Trump e la CIA in Venezuela

L’ammissione del tycoon di aver autorizzato operazioni della CIA sul suolo venezuelano solleva gravi interrogativi sul rispetto della sovranità nazionale e sul ruolo degli Stati Uniti nello scenario geopolitico globale.

Con una nonchalance disarmante, Donald Trump ha confermato mercoledì di aver autorizzato la CIA a operare in Venezuela. Una dichiarazione che, più di qualsiasi analisi, mostra l’approccio spregiudicato e muscolare del presidente americano nei confronti della sovranità altrui.
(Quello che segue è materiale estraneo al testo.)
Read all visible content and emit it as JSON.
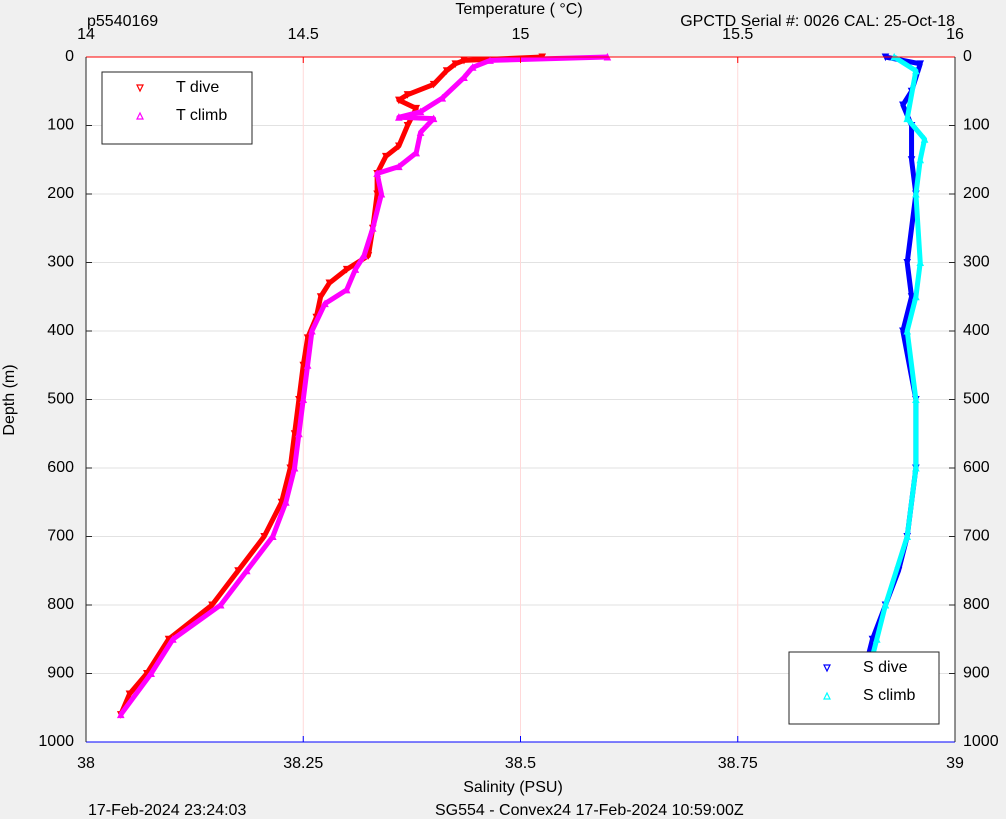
{
  "chart_data": {
    "type": "profile",
    "title_left": "p5540169",
    "title_right": "GPCTD Serial #: 0026 CAL: 25-Oct-18",
    "x2_label": "Temperature (    °C)",
    "x_label": "Salinity (PSU)",
    "y_label": "Depth (m)",
    "footer_left": "17-Feb-2024 23:24:03",
    "footer_right": "SG554 - Convex24 17-Feb-2024 10:59:00Z",
    "xlim": [
      38,
      39
    ],
    "xticks": [
      38,
      38.25,
      38.5,
      38.75,
      39
    ],
    "x2lim": [
      14,
      16
    ],
    "x2ticks": [
      14,
      14.5,
      15,
      15.5,
      16
    ],
    "ylim": [
      0,
      1000
    ],
    "yticks": [
      0,
      100,
      200,
      300,
      400,
      500,
      600,
      700,
      800,
      900,
      1000
    ],
    "y_reversed": true,
    "grid": true,
    "x_color": "#0000ff",
    "x2_color": "#ff0000",
    "legends": [
      {
        "axis": "x2",
        "loc": "upper left"
      },
      {
        "axis": "x",
        "loc": "lower right"
      }
    ],
    "series": [
      {
        "name": "T dive",
        "color": "#ff0000",
        "marker": "down",
        "axis": "x2",
        "x": [
          15.05,
          14.87,
          14.85,
          14.83,
          14.8,
          14.74,
          14.72,
          14.76,
          14.74,
          14.72,
          14.69,
          14.67,
          14.67,
          14.66,
          14.65,
          14.6,
          14.56,
          14.54,
          14.53,
          14.51,
          14.5,
          14.49,
          14.48,
          14.47,
          14.45,
          14.41,
          14.35,
          14.29,
          14.19,
          14.14,
          14.1,
          14.08
        ],
        "y": [
          0,
          5,
          10,
          20,
          40,
          55,
          63,
          75,
          100,
          130,
          145,
          170,
          200,
          250,
          290,
          310,
          330,
          350,
          380,
          410,
          450,
          500,
          550,
          600,
          650,
          700,
          750,
          800,
          850,
          900,
          930,
          960
        ]
      },
      {
        "name": "T climb",
        "color": "#ff00ff",
        "marker": "up",
        "axis": "x2",
        "x": [
          15.2,
          14.93,
          14.89,
          14.87,
          14.82,
          14.77,
          14.72,
          14.8,
          14.77,
          14.76,
          14.72,
          14.67,
          14.68,
          14.66,
          14.64,
          14.62,
          14.6,
          14.55,
          14.52,
          14.51,
          14.5,
          14.49,
          14.48,
          14.46,
          14.43,
          14.37,
          14.31,
          14.2,
          14.15,
          14.08
        ],
        "y": [
          0,
          5,
          15,
          30,
          60,
          80,
          88,
          90,
          110,
          140,
          160,
          170,
          200,
          250,
          290,
          310,
          340,
          360,
          400,
          450,
          500,
          550,
          600,
          650,
          700,
          750,
          800,
          850,
          900,
          960
        ]
      },
      {
        "name": "S dive",
        "color": "#0000ff",
        "marker": "down",
        "axis": "x",
        "x": [
          38.92,
          38.96,
          38.95,
          38.94,
          38.95,
          38.95,
          38.955,
          38.945,
          38.95,
          38.94,
          38.955,
          38.955,
          38.945,
          38.935,
          38.92,
          38.905,
          38.895,
          38.89
        ],
        "y": [
          0,
          10,
          50,
          70,
          100,
          150,
          200,
          300,
          350,
          400,
          500,
          600,
          700,
          750,
          800,
          850,
          900,
          960
        ]
      },
      {
        "name": "S climb",
        "color": "#00ffff",
        "marker": "up",
        "axis": "x",
        "x": [
          38.93,
          38.955,
          38.945,
          38.965,
          38.96,
          38.955,
          38.96,
          38.955,
          38.945,
          38.955,
          38.955,
          38.945,
          38.92,
          38.91,
          38.9,
          38.89
        ],
        "y": [
          0,
          20,
          90,
          120,
          150,
          200,
          300,
          350,
          400,
          500,
          600,
          700,
          800,
          850,
          900,
          960
        ]
      }
    ]
  }
}
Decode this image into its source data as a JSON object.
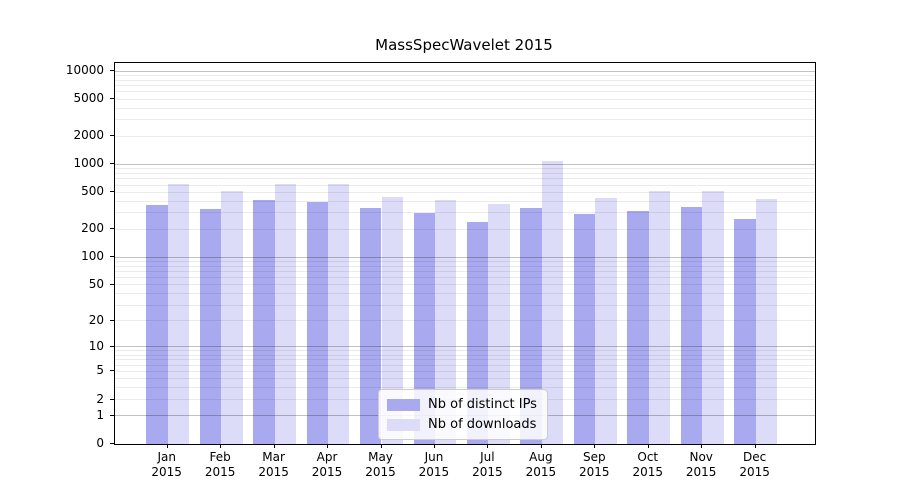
{
  "chart_data": {
    "type": "bar",
    "title": "MassSpecWavelet 2015",
    "y_scale": "log10(value+1)",
    "grid": true,
    "legend_position": "bottom-center-inside",
    "categories": [
      "Jan",
      "Feb",
      "Mar",
      "Apr",
      "May",
      "Jun",
      "Jul",
      "Aug",
      "Sep",
      "Oct",
      "Nov",
      "Dec"
    ],
    "category_year": "2015",
    "y_ticks": [
      0,
      1,
      2,
      5,
      10,
      20,
      50,
      100,
      200,
      500,
      1000,
      2000,
      5000,
      10000
    ],
    "ylim": [
      0,
      12000
    ],
    "series": [
      {
        "name": "Nb of distinct IPs",
        "color": "#a9a9f0",
        "values": [
          364,
          335,
          412,
          395,
          340,
          300,
          238,
          338,
          290,
          314,
          349,
          258
        ]
      },
      {
        "name": "Nb of downloads",
        "color": "#dcdcf8",
        "values": [
          608,
          519,
          610,
          608,
          450,
          410,
          375,
          1100,
          440,
          523,
          514,
          425
        ]
      }
    ]
  }
}
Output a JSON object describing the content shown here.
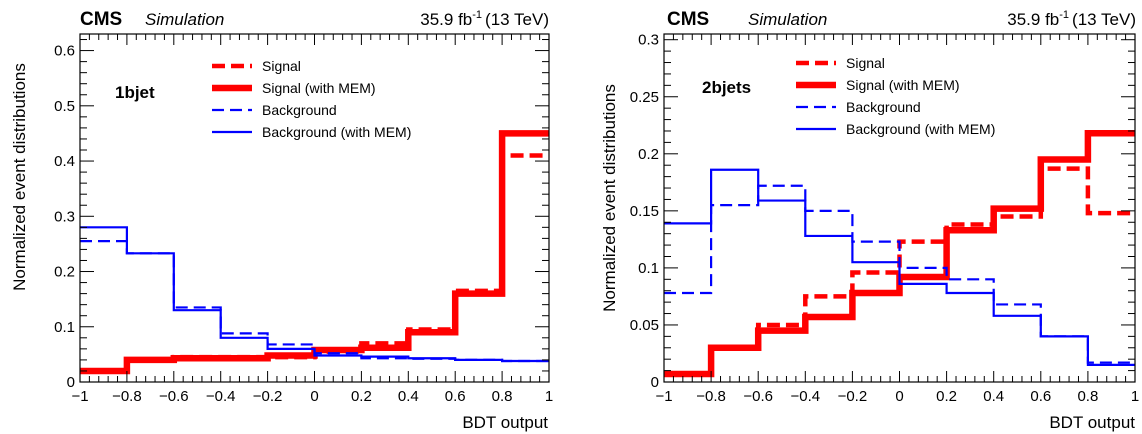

Dietro il consueto linguaggio diretto si cela una realtà ben più preoccupante: la sistematica violazione del diritto internazionale e la riaffermazione di una visione del mondo in cui Washington si arroga il diritto di decidere chi deve governare in America Latina.

Non va dimenticato che il Venezuela possiede i giacimenti petroliferi più grandi al mondo, una risorsa strategica che da sempre attrae l’interesse delle potenze straniere. Il controllo di queste immense riserve energetiche rappresenta una delle chiavi del conflitto geopolitico: dietro le motivazioni ufficiali spesso si nasconde la volontà di assicurarsi l’accesso a un patrimonio naturale che potrebbe ridisegnare gli equilibri globali dell’energia.

Trump ha giustificato l’azione della CIA sostenendo che il Venezuela “ha svuotato le sue prigioni negli Stati Uniti” e che il paese “inonda l’America di droga”. Argomentazioni fragili, che riecheggiano i toni allarmistici e semplificatori con cui Trump ha spesso affrontato questioni di politica estera. Più che una strategia di sicurezza nazionale, le sue parole sembrano una mossa propagandistica, tesa a rafforzare la propria immagine di “uomo forte” capace di agire senza esitazione, anche al di fuori delle regole.

Il problema, tuttavia, è che tali “regole” non sono semplici convenzioni politiche: rappresentano i pilastri della convivenza internazionale. Autorizzare operazioni letali della CIA in un altro Stato, senza il consenso del governo legittimo, costituisce una violazione flagrante della sovranità venezuelana e della Carta delle Nazioni Unite. Un atto che riporta alla mente i periodi più bui dell’interventismo statunitense, quando la “difesa della libertà” serviva da pretesto per destabilizzare governi non allineati, spesso con un occhio ai tesori naturali che quei paesi custodivano.

Non è la prima volta che Trump agisce in questa direzione. Già durante il suo primo mandato, aveva imposto sanzioni economiche durissime contro Caracas, spingendo l’economia venezuelana sull’orlo del collasso e aggravando la crisi umanitaria. Oggi, con la conferma di queste operazioni segrete, il confine tra pressione diplomatica e guerra clandestina appare sempre più labile.

Dall’altra parte, Nicolás Maduro ha reagito con durezza, accusando Washington di tentare un colpo di Stato e dichiarando che l’esercito venezuelano è pronto a difendere il paese da una possibile invasione. Dichiarazioni che, seppur impregnate di retorica, non nascondono un pericolo reale: quello di un’escalation militare in una regione già fragile.

Il comportamento di Trump, dunque, non è soltanto un affronto alla sovranità venezuelana, ma rappresenta un campanello d’allarme per la comunità internazionale. Permettere che un leader di una superpotenza agisca unilateralmente, al di fuori del diritto e del dialogo diplomatico, significa accettare un mondo dominato dalla forza, non dalla legge.

In definitiva, l’ammissione di Trump non è una gaffe politica, ma la rivelazione di una mentalità: quella secondo cui gli Stati Uniti possono ancora comportarsi da poliziotto globale, ignorando i confini, le istituzioni e la volontà dei popoli. Un’idea pericolosa, che rischia di alimentare nuove tensioni e di minare ciò che resta dell’ordine internazionale basato sul rispetto reciproco e sulla sovranità nazionale.